On-track Vettel appeared to be preparing for a two-stop race but his commitment to a one-stop became clear as his pace held up and Bottas failed to make significant inroads.

The gap dipped below five seconds heading towards the final 10 laps, and suddenly Vettel’s lead began to quickly diminish.

Bottas entered DRS range with two laps to go but a half-hearted look at Turn 1 on the final lap was as close as he got.

Vettel raced to the victory by an eventual 0.699 seconds ahead of Bottas. Hamilton, who voiced his frustrations over the radio on several occasions, completed the podium in third place, 8.5 seconds behind the front pair.

Gasly raced to a highly-impressive fourth place ahead of Magnussen, Hulkenberg, Alonso and Stoffel Vandoorne.

Sauber’s Marcus Ericsson banked his first points since the 2015 Italian Grand Prix in ninth place after running an extremely long first stint on softs and switching to mediums to execute a one-stop strategy to good effect.

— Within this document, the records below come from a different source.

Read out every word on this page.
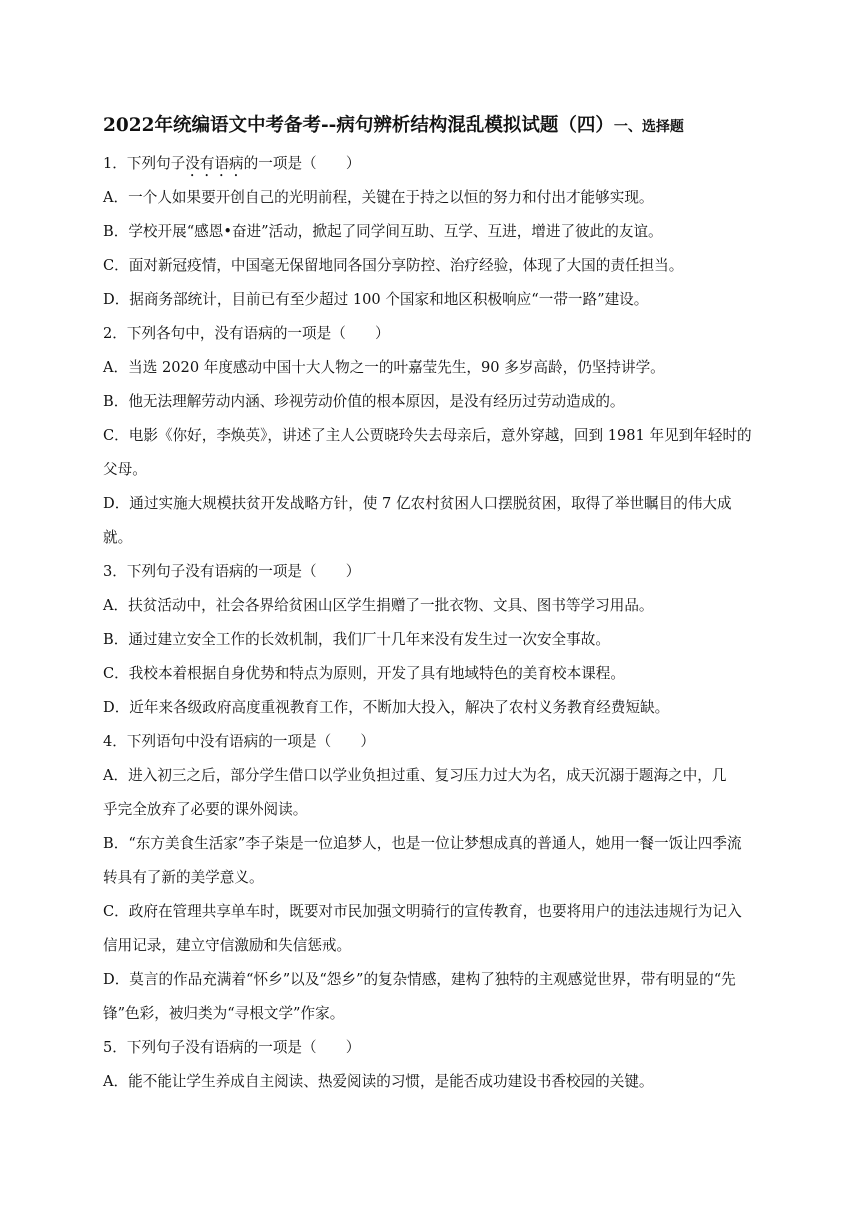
2022年统编语文中考备考--病句辨析结构混乱模拟试题（四）一、选择题

1．下列句子没有语病的一项是（　　）

A．一个人如果要开创自己的光明前程，关键在于持之以恒的努力和付出才能够实现。

B．学校开展“感恩•奋进”活动，掀起了同学间互助、互学、互进，增进了彼此的友谊。

C．面对新冠疫情，中国毫无保留地同各国分享防控、治疗经验，体现了大国的责任担当。

D．据商务部统计，目前已有至少超过 100 个国家和地区积极响应“一带一路”建设。

2．下列各句中，没有语病的一项是（　　）

A．当选 2020 年度感动中国十大人物之一的叶嘉莹先生，90 多岁高龄，仍坚持讲学。

B．他无法理解劳动内涵、珍视劳动价值的根本原因，是没有经历过劳动造成的。

C．电影《你好，李焕英》，讲述了主人公贾晓玲失去母亲后，意外穿越，回到 1981 年见到年轻时的

父母。

D．通过实施大规模扶贫开发战略方针，使 7 亿农村贫困人口摆脱贫困，取得了举世瞩目的伟大成

就。

3．下列句子没有语病的一项是（　　）

A．扶贫活动中，社会各界给贫困山区学生捐赠了一批衣物、文具、图书等学习用品。

B．通过建立安全工作的长效机制，我们厂十几年来没有发生过一次安全事故。

C．我校本着根据自身优势和特点为原则，开发了具有地域特色的美育校本课程。

D．近年来各级政府高度重视教育工作，不断加大投入，解决了农村义务教育经费短缺。

4．下列语句中没有语病的一项是（　　）

A．进入初三之后，部分学生借口以学业负担过重、复习压力过大为名，成天沉溺于题海之中，几

乎完全放弃了必要的课外阅读。

B．“东方美食生活家”李子柒是一位追梦人，也是一位让梦想成真的普通人，她用一餐一饭让四季流

转具有了新的美学意义。

C．政府在管理共享单车时，既要对市民加强文明骑行的宣传教育，也要将用户的违法违规行为记入

信用记录，建立守信激励和失信惩戒。

D．莫言的作品充满着“怀乡”以及“怨乡”的复杂情感，建构了独特的主观感觉世界，带有明显的“先

锋”色彩，被归类为“寻根文学”作家。

5．下列句子没有语病的一项是（　　）

A．能不能让学生养成自主阅读、热爱阅读的习惯，是能否成功建设书香校园的关键。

Esteban Ocon opened Force India’s account for 2018 with a hard-fought world championship point in 10th.

His team-mate Sergio Perez, and Brendon Hartley were both given 30-second penalties after the race for a mix-up on the formation lap, relegating them from P12 and P13 respectively to the bottom of the standings.

“With 10 laps to go, I came on the radio and said I had everything under control,” Vettel said after the race.

“That was a lie. I tried to make it as clean as possible. By them going onto the medium, I thought: ‘That’s checkmate.’ Because we had to come in again. It was a great strategy and put us under a lot of pressure. I had to nurse the tyres. It worked but only just. Valtteri had a bit of a sniff but he ran out of laps.”